What are GIS services?
GIS services are automated geographic information services that are published and accessed over the Web using standard technologies and protocols. The knowledge elements that you create in ArcGIS—geodatabase, map documents, geoprocessing models and scripts, address and place name locators, imagery, globe documents, and so on—can be published and served openly using ArcGIS Server.
A key mechanism for sharing GIS services is by creating ArcGIS Web Maps.
Your web maps can reference your geographic information elements that are published as GIS web services. You can share your web maps, which can be used in ArcGIS Desktop, mobile applications, web browsers, and in many other computing contexts that support web services.
This earthquake web map combines a number of GIS services:
- A World Streets basemap service from ArcGIS online
- A population density map service for the world
- A real-time GeoRSS feed of recent seismic events and magnitudes served by the U.S. Geological Survey
- A geoprocessing service that is used to generate a 100-mile buffer around a selected seismic event and compute the affected population count in that buffer zone
GIS services can be used to add content to ArcMap from ArcGIS Server. The topics in the Using Web maps and GIS services book introduce the most common GIS services that you can create and use in ArcGIS.

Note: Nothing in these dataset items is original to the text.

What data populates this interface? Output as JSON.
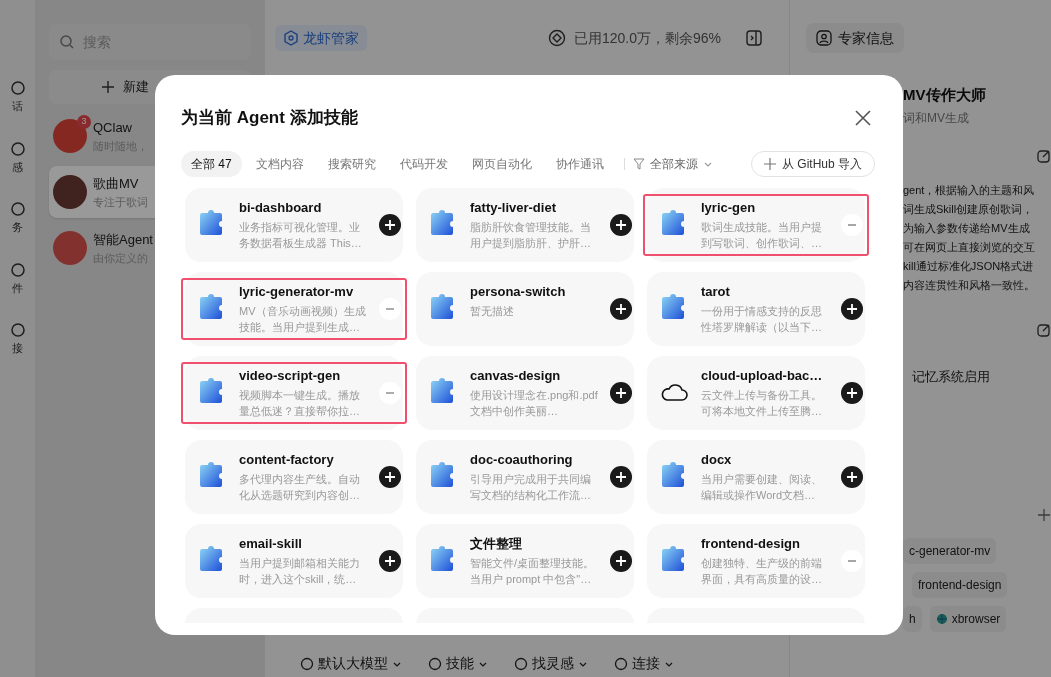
{
  "rail": {
    "items": [
      {
        "label": "话"
      },
      {
        "label": "感"
      },
      {
        "label": "务"
      },
      {
        "label": "件"
      },
      {
        "label": "接"
      }
    ]
  },
  "sidebar": {
    "search_placeholder": "搜索",
    "new_button": "新建",
    "agents": [
      {
        "name": "QClaw",
        "subtitle": "随时随地，",
        "badge": "3",
        "selected": false
      },
      {
        "name": "歌曲MV",
        "subtitle": "专注于歌词",
        "selected": true
      },
      {
        "name": "智能Agent",
        "subtitle": "由你定义的",
        "selected": false
      }
    ]
  },
  "header": {
    "agent_tag": "龙虾管家",
    "usage": "已用120.0万，剩余96%",
    "expert_button": "专家信息"
  },
  "right_panel": {
    "title": "MV传作大师",
    "subtitle": "词和MV生成",
    "description_lines": [
      "gent，根据输入的主题和风",
      "词生成Skill创建原创歌词，",
      "为输入参数传递给MV生成",
      "可在网页上直接浏览的交互",
      "kill通过标准化JSON格式进",
      "内容连贯性和风格一致性。"
    ],
    "memory_label": "记忆系统启用",
    "tag_rows": [
      [
        {
          "label": "c-generator-mv"
        }
      ],
      [
        {
          "label": "frontend-design"
        }
      ],
      [
        {
          "label": "h"
        },
        {
          "label": "xbrowser",
          "kind": "globe"
        }
      ]
    ]
  },
  "composer": {
    "toolbar": [
      {
        "label": "默认大模型"
      },
      {
        "label": "技能"
      },
      {
        "label": "找灵感"
      },
      {
        "label": "连接"
      }
    ]
  },
  "dialog": {
    "title": "为当前 Agent 添加技能",
    "tabs": [
      {
        "label": "全部",
        "count": "47",
        "selected": true
      },
      {
        "label": "文档内容",
        "selected": false
      },
      {
        "label": "搜索研究",
        "selected": false
      },
      {
        "label": "代码开发",
        "selected": false
      },
      {
        "label": "网页自动化",
        "selected": false
      },
      {
        "label": "协作通讯",
        "selected": false
      }
    ],
    "source_filter": "全部来源",
    "import_button": "从 GitHub 导入",
    "skills": [
      {
        "name": "bi-dashboard",
        "description": "业务指标可视化管理。业务数据看板生成器 This…",
        "kind": "puzzle",
        "added": false,
        "highlighted": false
      },
      {
        "name": "fatty-liver-diet",
        "description": "脂肪肝饮食管理技能。当用户提到脂肪肝、护肝…",
        "kind": "puzzle",
        "added": false,
        "highlighted": false
      },
      {
        "name": "lyric-gen",
        "description": "歌词生成技能。当用户提到写歌词、创作歌词、…",
        "kind": "puzzle",
        "added": true,
        "highlighted": true
      },
      {
        "name": "lyric-generator-mv",
        "description": "MV（音乐动画视频）生成技能。当用户提到生成…",
        "kind": "puzzle",
        "added": true,
        "highlighted": true
      },
      {
        "name": "persona-switch",
        "description": "暂无描述",
        "kind": "puzzle",
        "added": false,
        "highlighted": false
      },
      {
        "name": "tarot",
        "description": "一份用于情感支持的反思性塔罗牌解读（以当下…",
        "kind": "puzzle",
        "added": false,
        "highlighted": false
      },
      {
        "name": "video-script-gen",
        "description": "视频脚本一键生成。播放量总低迷？直接帮你拉…",
        "kind": "puzzle",
        "added": true,
        "highlighted": true
      },
      {
        "name": "canvas-design",
        "description": "使用设计理念在.png和.pdf文档中创作美丽…",
        "kind": "puzzle",
        "added": false,
        "highlighted": false
      },
      {
        "name": "cloud-upload-bac…",
        "description": "云文件上传与备份工具。可将本地文件上传至腾…",
        "kind": "cloud",
        "added": false,
        "highlighted": false
      },
      {
        "name": "content-factory",
        "description": "多代理内容生产线。自动化从选题研究到内容创…",
        "kind": "puzzle",
        "added": false,
        "highlighted": false
      },
      {
        "name": "doc-coauthoring",
        "description": "引导用户完成用于共同编写文档的结构化工作流…",
        "kind": "puzzle",
        "added": false,
        "highlighted": false
      },
      {
        "name": "docx",
        "description": "当用户需要创建、阅读、编辑或操作Word文档…",
        "kind": "puzzle",
        "added": false,
        "highlighted": false
      },
      {
        "name": "email-skill",
        "description": "当用户提到邮箱相关能力时，进入这个skill，统…",
        "kind": "puzzle",
        "added": false,
        "highlighted": false
      },
      {
        "name": "文件整理",
        "description": "智能文件/桌面整理技能。当用户 prompt 中包含\"…",
        "kind": "puzzle",
        "added": false,
        "highlighted": false
      },
      {
        "name": "frontend-design",
        "description": "创建独特、生产级的前端界面，具有高质量的设…",
        "kind": "puzzle",
        "added": true,
        "highlighted": false
      }
    ]
  }
}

One of the key ways to use GIS services is to reference them in GIS web maps that can be shared via email or the web. For example, www.ArcGIS.com has a gallery of web maps and apps that utilize ArcGIS web maps.
ArcGIS map services (Web Maps)
Perhaps the most common type of GIS services is a map service. Map services are created by publishing an ArcMap document as a map service using ArcGIS Server. Once published, these map services can be discovered and used on the web to create web map mashups (to combine a set of map services in a common web map).